About a year ago oil, value and small cap stocks were plunging. The prevailing narrative was that these issues had absolutely no upside, no access to capital and will be forever forgotten because of HFTs and ETFs.
Fast forward one year, oil has more than doubled, energy debt has over a 100% total return, value and small cap issues have greatly outperformed, as the latter is up about 22% after plunging more than 26% from their 2015 highs from January 1 February 12, 2016 according to the WSJ.
There are a number of reasons for this great over performance. Some had to do with extreme undervalueness. Last year around this time Goldman stated small caps and value shares were the most undervalued and least owned as compared to their large capitalized brethren since 1980.

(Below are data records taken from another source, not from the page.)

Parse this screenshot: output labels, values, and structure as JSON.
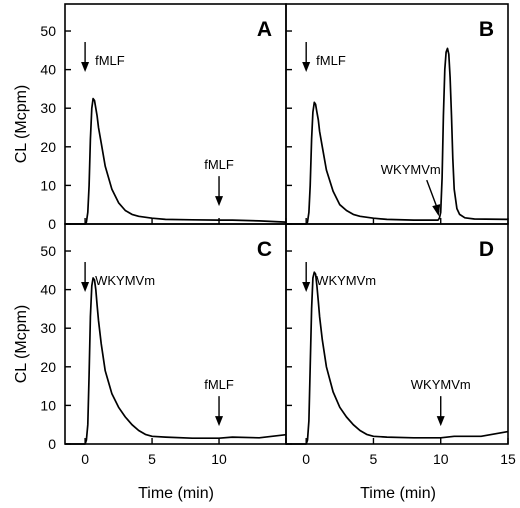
{
  "figure": {
    "ylabel": "CL (Mcpm)",
    "xlabel": "Time (min)"
  },
  "chart_data": [
    {
      "panel": "A",
      "type": "line",
      "xlim": [
        -1.5,
        15
      ],
      "ylim": [
        0,
        57
      ],
      "xticks": [
        0,
        5,
        10,
        15
      ],
      "yticks": [
        0,
        10,
        20,
        30,
        40,
        50
      ],
      "x": [
        -1.5,
        0,
        0.1,
        0.2,
        0.3,
        0.4,
        0.5,
        0.6,
        0.7,
        0.8,
        0.9,
        1.0,
        1.2,
        1.5,
        2.0,
        2.5,
        3.0,
        3.5,
        4.0,
        5.0,
        6.0,
        8.0,
        10.0,
        11.0,
        13.0,
        15.0
      ],
      "y": [
        0,
        0,
        0.5,
        3,
        10,
        22,
        30,
        32.5,
        32,
        30,
        28,
        25,
        21,
        15,
        9,
        5.5,
        3.5,
        2.5,
        2,
        1.5,
        1.2,
        1.1,
        1,
        1,
        0.8,
        0.5
      ],
      "annotations": [
        {
          "label": "fMLF",
          "x": 0
        },
        {
          "label": "fMLF",
          "x": 10
        }
      ]
    },
    {
      "panel": "B",
      "type": "line",
      "xlim": [
        -1.5,
        15
      ],
      "ylim": [
        0,
        57
      ],
      "xticks": [
        0,
        5,
        10,
        15
      ],
      "yticks": [
        0,
        10,
        20,
        30,
        40,
        50
      ],
      "x": [
        -1.5,
        0,
        0.1,
        0.2,
        0.3,
        0.4,
        0.5,
        0.6,
        0.7,
        0.8,
        0.9,
        1.0,
        1.2,
        1.5,
        2.0,
        2.5,
        3.0,
        3.5,
        4.0,
        5.0,
        6.0,
        8.0,
        9.5,
        9.8,
        9.9,
        10.0,
        10.1,
        10.2,
        10.3,
        10.4,
        10.5,
        10.6,
        10.7,
        10.8,
        10.9,
        11.0,
        11.2,
        11.4,
        11.8,
        12.5,
        15.0
      ],
      "y": [
        0,
        0,
        0.5,
        3,
        10,
        22,
        29,
        31.5,
        31,
        29,
        27,
        24,
        20,
        14,
        8.5,
        5,
        3.5,
        2.5,
        2,
        1.5,
        1.2,
        1,
        1,
        1,
        1.5,
        3,
        12,
        28,
        40,
        44.5,
        45.5,
        44,
        38,
        28,
        17,
        9,
        4,
        2.5,
        1.6,
        1.3,
        1.2
      ],
      "annotations": [
        {
          "label": "fMLF",
          "x": 0
        },
        {
          "label": "WKYMVm",
          "x": 10
        }
      ]
    },
    {
      "panel": "C",
      "type": "line",
      "xlim": [
        -1.5,
        15
      ],
      "ylim": [
        0,
        57
      ],
      "xticks": [
        0,
        5,
        10,
        15
      ],
      "yticks": [
        0,
        10,
        20,
        30,
        40,
        50
      ],
      "x": [
        -1.5,
        0,
        0.1,
        0.2,
        0.3,
        0.4,
        0.5,
        0.6,
        0.7,
        0.8,
        0.9,
        1.0,
        1.2,
        1.5,
        2.0,
        2.5,
        3.0,
        3.5,
        4.0,
        4.5,
        5.0,
        6.0,
        8.0,
        10.0,
        11.0,
        13.0,
        15.0
      ],
      "y": [
        0,
        0,
        1,
        5,
        18,
        33,
        41,
        43,
        42.5,
        40,
        36,
        32,
        26,
        19,
        13,
        9.5,
        7,
        5,
        3.5,
        2.5,
        2,
        1.8,
        1.5,
        1.5,
        1.8,
        1.6,
        2.4
      ],
      "annotations": [
        {
          "label": "WKYMVm",
          "x": 0
        },
        {
          "label": "fMLF",
          "x": 10
        }
      ]
    },
    {
      "panel": "D",
      "type": "line",
      "xlim": [
        -1.5,
        15
      ],
      "ylim": [
        0,
        57
      ],
      "xticks": [
        0,
        5,
        10,
        15
      ],
      "yticks": [
        0,
        10,
        20,
        30,
        40,
        50
      ],
      "x": [
        -1.5,
        0,
        0.1,
        0.2,
        0.3,
        0.4,
        0.5,
        0.6,
        0.7,
        0.8,
        0.9,
        1.0,
        1.2,
        1.5,
        2.0,
        2.5,
        3.0,
        3.5,
        4.0,
        4.5,
        5.0,
        6.0,
        8.0,
        10.0,
        11.0,
        13.0,
        15.0
      ],
      "y": [
        0,
        0,
        1,
        6,
        20,
        35,
        43,
        44.5,
        44,
        41,
        37,
        33,
        27,
        20,
        13.5,
        9.5,
        7,
        5,
        3.5,
        2.5,
        2,
        1.8,
        1.6,
        1.6,
        2,
        2,
        3.2
      ],
      "annotations": [
        {
          "label": "WKYMVm",
          "x": 0
        },
        {
          "label": "WKYMVm",
          "x": 10
        }
      ]
    }
  ]
}
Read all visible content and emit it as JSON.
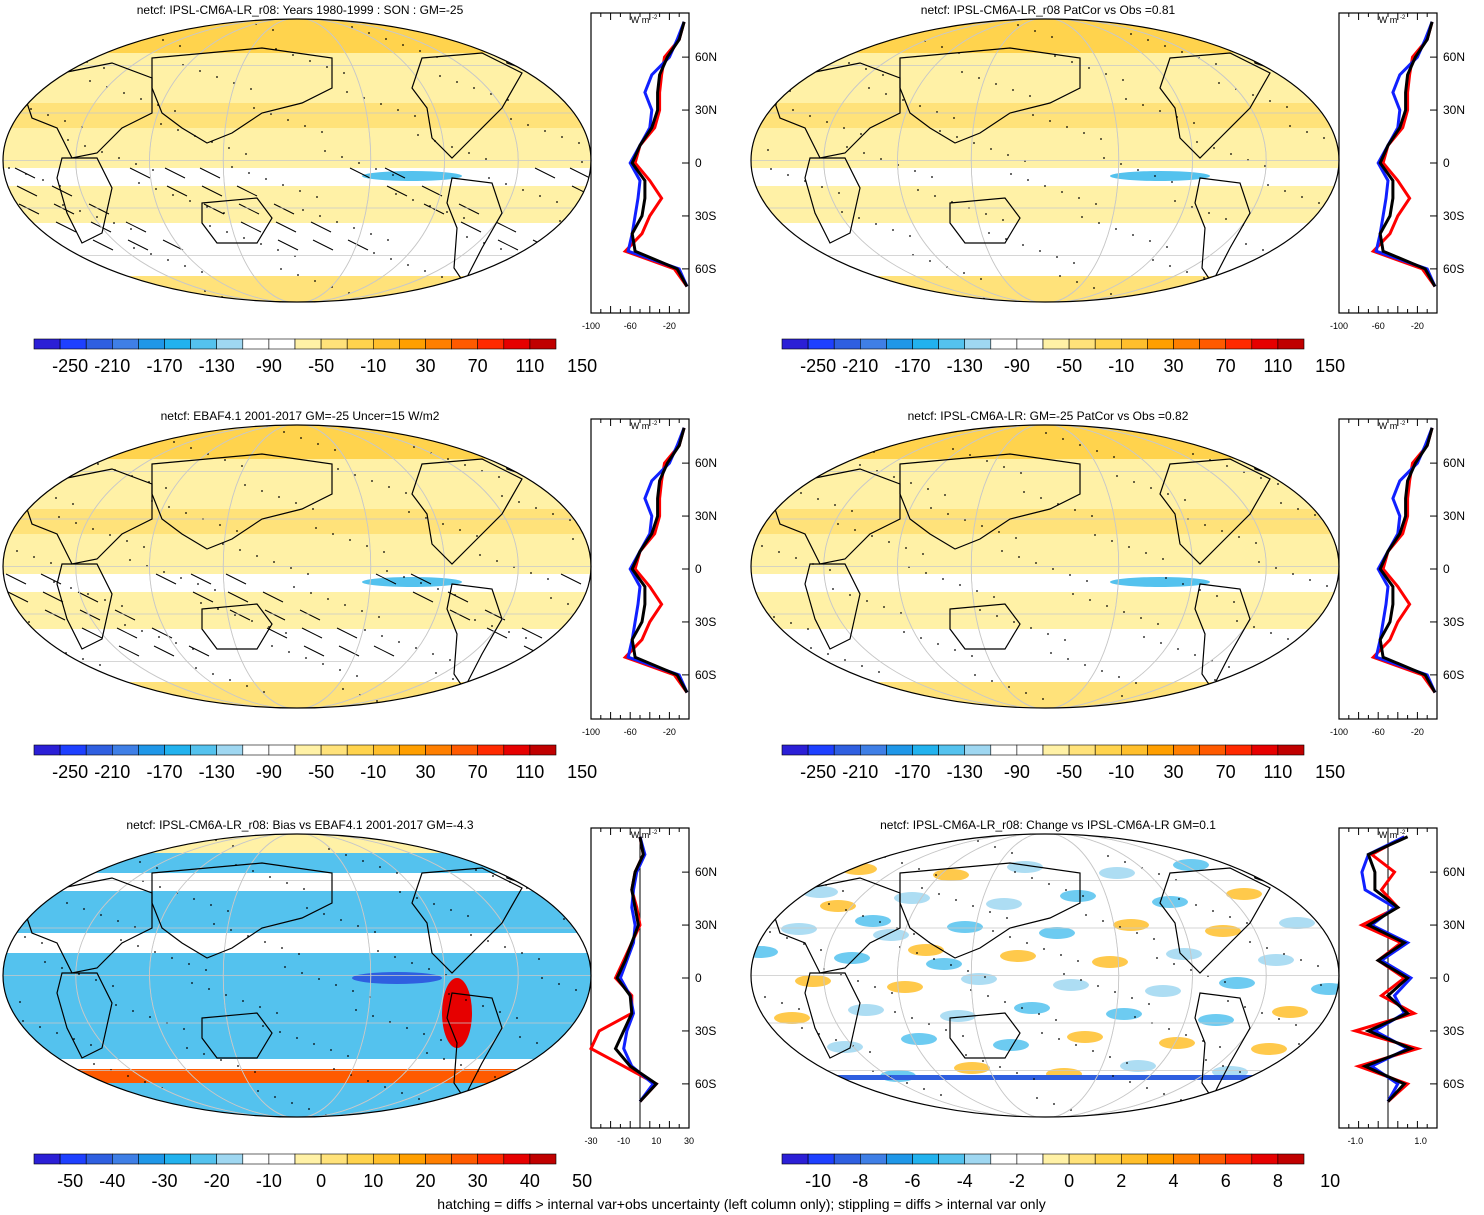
{
  "footer": "hatching = diffs > internal var+obs uncertainty (left column only); stippling = diffs > internal var only",
  "colors": {
    "diverging": [
      "#2b1fd6",
      "#1e40ff",
      "#2f5fe0",
      "#3f7fe6",
      "#1f97e8",
      "#22b2ee",
      "#54c2ee",
      "#9fd7f1",
      "#ffffff",
      "#ffffff",
      "#fff1a6",
      "#ffe27a",
      "#ffd34d",
      "#ffbf2c",
      "#ff9f00",
      "#ff7f00",
      "#ff5a00",
      "#ff2a00",
      "#e60000",
      "#c00000"
    ],
    "land_outline": "#000000",
    "grid": "#c8c8c8",
    "obs_line": "#000000",
    "model_line": "#1020ff",
    "model2_line": "#ff0000"
  },
  "panels": [
    {
      "title": "netcf: IPSL-CM6A-LR_r08: Years 1980-1999 : SON : GM=-25",
      "cbar_labels": [
        "-250",
        "-210",
        "-170",
        "-130",
        "-90",
        "-50",
        "-10",
        "30",
        "70",
        "110",
        "150"
      ],
      "profile_unit": "W m",
      "profile_unit_sup": "-2",
      "profile_xticks": [
        "-100",
        "-60",
        "-20"
      ],
      "profile_yticks": [
        "60N",
        "30N",
        "0",
        "30S",
        "60S"
      ],
      "map_style": "mean_hatched"
    },
    {
      "title": "netcf: IPSL-CM6A-LR_r08 PatCor vs Obs =0.81",
      "cbar_labels": [
        "-250",
        "-210",
        "-170",
        "-130",
        "-90",
        "-50",
        "-10",
        "30",
        "70",
        "110",
        "150"
      ],
      "profile_unit": "W m",
      "profile_unit_sup": "-2",
      "profile_xticks": [
        "-100",
        "-60",
        "-20"
      ],
      "profile_yticks": [
        "60N",
        "30N",
        "0",
        "30S",
        "60S"
      ],
      "map_style": "mean"
    },
    {
      "title": "netcf: EBAF4.1 2001-2017 GM=-25 Uncer=15 W/m2",
      "cbar_labels": [
        "-250",
        "-210",
        "-170",
        "-130",
        "-90",
        "-50",
        "-10",
        "30",
        "70",
        "110",
        "150"
      ],
      "profile_unit": "W m",
      "profile_unit_sup": "-2",
      "profile_xticks": [
        "-100",
        "-60",
        "-20"
      ],
      "profile_yticks": [
        "60N",
        "30N",
        "0",
        "30S",
        "60S"
      ],
      "map_style": "mean_hatched"
    },
    {
      "title": "netcf: IPSL-CM6A-LR: GM=-25 PatCor vs Obs =0.82",
      "cbar_labels": [
        "-250",
        "-210",
        "-170",
        "-130",
        "-90",
        "-50",
        "-10",
        "30",
        "70",
        "110",
        "150"
      ],
      "profile_unit": "W m",
      "profile_unit_sup": "-2",
      "profile_xticks": [
        "-100",
        "-60",
        "-20"
      ],
      "profile_yticks": [
        "60N",
        "30N",
        "0",
        "30S",
        "60S"
      ],
      "map_style": "mean"
    },
    {
      "title": "netcf: IPSL-CM6A-LR_r08: Bias vs EBAF4.1 2001-2017  GM=-4.3",
      "cbar_labels": [
        "-50",
        "-40",
        "-30",
        "-20",
        "-10",
        "0",
        "10",
        "20",
        "30",
        "40",
        "50"
      ],
      "profile_unit": "W m",
      "profile_unit_sup": "-2",
      "profile_xticks": [
        "-30",
        "-10",
        "10",
        "30"
      ],
      "profile_yticks": [
        "60N",
        "30N",
        "0",
        "30S",
        "60S"
      ],
      "map_style": "bias"
    },
    {
      "title": "netcf: IPSL-CM6A-LR_r08: Change vs IPSL-CM6A-LR GM=0.1",
      "cbar_labels": [
        "-10",
        "-8",
        "-6",
        "-4",
        "-2",
        "0",
        "2",
        "4",
        "6",
        "8",
        "10"
      ],
      "profile_unit": "W m",
      "profile_unit_sup": "-2",
      "profile_xticks": [
        "-1.0",
        "1.0"
      ],
      "profile_yticks": [
        "60N",
        "30N",
        "0",
        "30S",
        "60S"
      ],
      "map_style": "change"
    }
  ],
  "chart_data": [
    {
      "type": "heatmap",
      "title": "netcf: IPSL-CM6A-LR_r08: Years 1980-1999 : SON : GM=-25",
      "colorbar": [
        -250,
        -210,
        -170,
        -130,
        -90,
        -50,
        -10,
        30,
        70,
        110,
        150
      ],
      "zonal_mean": {
        "lat": [
          80,
          70,
          60,
          50,
          40,
          30,
          20,
          10,
          0,
          -10,
          -20,
          -30,
          -40,
          -50,
          -60,
          -70
        ],
        "series": [
          {
            "color": "red",
            "values": [
              -5,
              -10,
              -25,
              -28,
              -30,
              -30,
              -35,
              -50,
              -55,
              -40,
              -28,
              -40,
              -48,
              -65,
              -15,
              -2
            ]
          },
          {
            "color": "blue",
            "values": [
              -5,
              -12,
              -20,
              -38,
              -45,
              -38,
              -40,
              -50,
              -60,
              -50,
              -52,
              -55,
              -58,
              -62,
              -10,
              -2
            ]
          },
          {
            "color": "black",
            "values": [
              -5,
              -10,
              -22,
              -30,
              -32,
              -32,
              -38,
              -50,
              -58,
              -45,
              -45,
              -48,
              -58,
              -55,
              -12,
              -2
            ]
          }
        ]
      }
    },
    {
      "type": "heatmap",
      "title": "netcf: IPSL-CM6A-LR_r08 PatCor vs Obs =0.81",
      "colorbar": [
        -250,
        -210,
        -170,
        -130,
        -90,
        -50,
        -10,
        30,
        70,
        110,
        150
      ],
      "zonal_mean": {
        "lat": [
          80,
          70,
          60,
          50,
          40,
          30,
          20,
          10,
          0,
          -10,
          -20,
          -30,
          -40,
          -50,
          -60,
          -70
        ],
        "series": [
          {
            "color": "red",
            "values": [
              -5,
              -10,
              -25,
              -28,
              -30,
              -30,
              -35,
              -50,
              -55,
              -40,
              -28,
              -40,
              -48,
              -65,
              -15,
              -2
            ]
          },
          {
            "color": "blue",
            "values": [
              -5,
              -12,
              -20,
              -38,
              -45,
              -38,
              -40,
              -50,
              -60,
              -50,
              -52,
              -55,
              -58,
              -62,
              -10,
              -2
            ]
          },
          {
            "color": "black",
            "values": [
              -5,
              -10,
              -22,
              -30,
              -32,
              -32,
              -38,
              -50,
              -58,
              -45,
              -45,
              -48,
              -58,
              -55,
              -12,
              -2
            ]
          }
        ]
      }
    },
    {
      "type": "heatmap",
      "title": "netcf: EBAF4.1 2001-2017 GM=-25 Uncer=15 W/m2",
      "colorbar": [
        -250,
        -210,
        -170,
        -130,
        -90,
        -50,
        -10,
        30,
        70,
        110,
        150
      ],
      "zonal_mean": {
        "lat": [
          80,
          70,
          60,
          50,
          40,
          30,
          20,
          10,
          0,
          -10,
          -20,
          -30,
          -40,
          -50,
          -60,
          -70
        ],
        "series": [
          {
            "color": "red",
            "values": [
              -5,
              -10,
              -25,
              -28,
              -30,
              -30,
              -35,
              -50,
              -55,
              -40,
              -28,
              -40,
              -48,
              -65,
              -15,
              -2
            ]
          },
          {
            "color": "blue",
            "values": [
              -5,
              -12,
              -20,
              -38,
              -45,
              -38,
              -40,
              -50,
              -60,
              -50,
              -52,
              -55,
              -58,
              -62,
              -10,
              -2
            ]
          },
          {
            "color": "black",
            "values": [
              -5,
              -10,
              -22,
              -30,
              -32,
              -32,
              -38,
              -50,
              -58,
              -45,
              -45,
              -48,
              -58,
              -55,
              -12,
              -2
            ]
          }
        ]
      }
    },
    {
      "type": "heatmap",
      "title": "netcf: IPSL-CM6A-LR: GM=-25 PatCor vs Obs =0.82",
      "colorbar": [
        -250,
        -210,
        -170,
        -130,
        -90,
        -50,
        -10,
        30,
        70,
        110,
        150
      ],
      "zonal_mean": {
        "lat": [
          80,
          70,
          60,
          50,
          40,
          30,
          20,
          10,
          0,
          -10,
          -20,
          -30,
          -40,
          -50,
          -60,
          -70
        ],
        "series": [
          {
            "color": "red",
            "values": [
              -5,
              -10,
              -25,
              -28,
              -30,
              -30,
              -35,
              -50,
              -55,
              -40,
              -28,
              -40,
              -48,
              -65,
              -15,
              -2
            ]
          },
          {
            "color": "blue",
            "values": [
              -5,
              -12,
              -20,
              -38,
              -45,
              -38,
              -40,
              -50,
              -60,
              -50,
              -52,
              -55,
              -58,
              -62,
              -10,
              -2
            ]
          },
          {
            "color": "black",
            "values": [
              -5,
              -10,
              -22,
              -30,
              -32,
              -32,
              -38,
              -50,
              -58,
              -45,
              -45,
              -48,
              -58,
              -55,
              -12,
              -2
            ]
          }
        ]
      }
    },
    {
      "type": "heatmap",
      "title": "netcf: IPSL-CM6A-LR_r08: Bias vs EBAF4.1 2001-2017  GM=-4.3",
      "colorbar": [
        -50,
        -40,
        -30,
        -20,
        -10,
        0,
        10,
        20,
        30,
        40,
        50
      ],
      "zonal_mean": {
        "lat": [
          80,
          70,
          60,
          50,
          40,
          30,
          20,
          10,
          0,
          -10,
          -20,
          -30,
          -40,
          -50,
          -60,
          -70
        ],
        "series": [
          {
            "color": "red",
            "values": [
              0,
              2,
              -3,
              -5,
              -2,
              0,
              -5,
              -10,
              -15,
              -5,
              -5,
              -25,
              -30,
              -10,
              10,
              0
            ]
          },
          {
            "color": "blue",
            "values": [
              0,
              3,
              -2,
              -4,
              -5,
              -3,
              -4,
              -8,
              -12,
              -6,
              -4,
              -8,
              -10,
              -5,
              8,
              0
            ]
          },
          {
            "color": "black",
            "values": [
              0,
              2,
              -3,
              -5,
              -3,
              -1,
              -5,
              -9,
              -14,
              -6,
              -5,
              -10,
              -15,
              -6,
              10,
              0
            ]
          }
        ]
      }
    },
    {
      "type": "heatmap",
      "title": "netcf: IPSL-CM6A-LR_r08: Change vs IPSL-CM6A-LR GM=0.1",
      "colorbar": [
        -10,
        -8,
        -6,
        -4,
        -2,
        0,
        2,
        4,
        6,
        8,
        10
      ],
      "zonal_mean": {
        "lat": [
          80,
          70,
          60,
          50,
          40,
          30,
          20,
          10,
          0,
          -10,
          -20,
          -30,
          -40,
          -50,
          -60,
          -70
        ],
        "series": [
          {
            "color": "red",
            "values": [
              0.5,
              -0.5,
              0.2,
              -0.2,
              0.3,
              -0.8,
              0.4,
              -0.3,
              0.5,
              -0.2,
              0.8,
              -1.0,
              0.9,
              -0.9,
              0.6,
              0
            ]
          },
          {
            "color": "blue",
            "values": [
              0.5,
              -0.6,
              -0.8,
              -0.7,
              0.2,
              -0.5,
              0.6,
              -0.2,
              0.7,
              0.2,
              0.5,
              -0.4,
              0.6,
              -0.5,
              0.3,
              0
            ]
          },
          {
            "color": "black",
            "values": [
              0.6,
              -0.6,
              -0.4,
              -0.4,
              0.3,
              -0.6,
              0.5,
              -0.3,
              0.6,
              0.0,
              0.6,
              -0.6,
              0.7,
              -0.7,
              0.5,
              0
            ]
          }
        ]
      }
    }
  ]
}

I also believe the unexpected geopolitical change have also had a large impact. It was evident the Democratic party was entirely convinced that it will win the White House, the Senate and make huge inroads into the House. In 2014 the Democratic leadership changed Congressional rules that ended the Filibuster. I will argue such moves were either out of arrogance or stupidity. I do not know what is worse.

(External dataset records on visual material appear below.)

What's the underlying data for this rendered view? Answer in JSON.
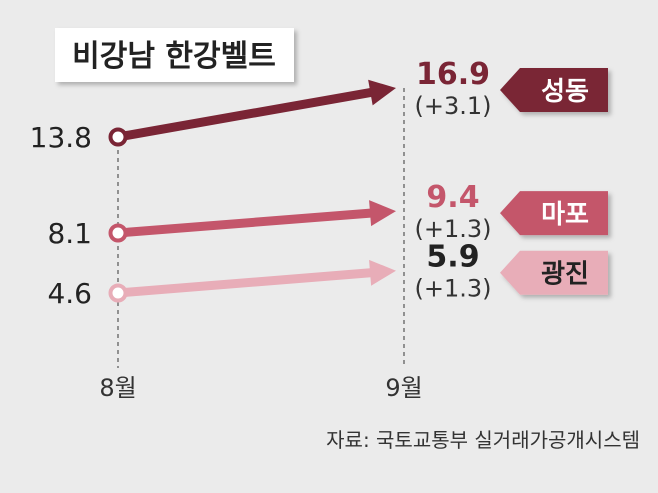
{
  "chart_data": {
    "type": "line",
    "title": "비강남 한강벨트",
    "categories": [
      "8월",
      "9월"
    ],
    "series": [
      {
        "name": "성동",
        "values": [
          13.8,
          16.9
        ],
        "delta": "(+3.1)",
        "color": "#7a2535",
        "value_color": "#7a2535",
        "tag_text_color": "#ffffff"
      },
      {
        "name": "마포",
        "values": [
          8.1,
          9.4
        ],
        "delta": "(+1.3)",
        "color": "#c4566b",
        "value_color": "#c4566b",
        "tag_text_color": "#ffffff"
      },
      {
        "name": "광진",
        "values": [
          4.6,
          5.9
        ],
        "delta": "(+1.3)",
        "color": "#e8adb8",
        "value_color": "#222222",
        "tag_text_color": "#222222"
      }
    ],
    "start_labels": [
      "13.8",
      "8.1",
      "4.6"
    ],
    "end_labels": [
      "16.9",
      "9.4",
      "5.9"
    ],
    "grid": false,
    "legend": "none"
  },
  "source": "자료: 국토교통부 실거래가공개시스템"
}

Will the Republicans use these Democratic sponsored rule changes against the Democratic Party? I naively hope not but…
Regardless, there will be at least a moratorium of new regulations with many hoping of a potential roll back of the more onerous rules that had strangled all but the largest capitalized entities.
Continuing with this theme, Globalism has died an incredible sudden and ugly death not only in the US but also in Europe. China, Russia, Iran, North Korea are acting extremely belligerent. This change from a globalist to a nationalist view is more beneficial to Main Street as opposed to Wall Street.
As noted above, small cap issues are retracing their early 2016 plunge. I think this advance is in its nascent stage given the entire change in the geopolitical environment. Change is the only constant and more things change the more things remain the same.
Commenting about yesterday’s market activity, Treasuries rose in price amid uncertainty over Brexit and security concerns in both South Korea and Turkey. Oil fell for the first time in four days. Equities were nominally lower.
What will happen today?
Last night the foreign markets were mixed. London was up 0.46%, Paris up 0.14% and Frankfurt up 0.21%. China was down 0.30%, Japan down 0.79% and Hang Sang up 0.83%.
The Dow should open quiet. The 10-year is off 6/32 to yield 2.39%.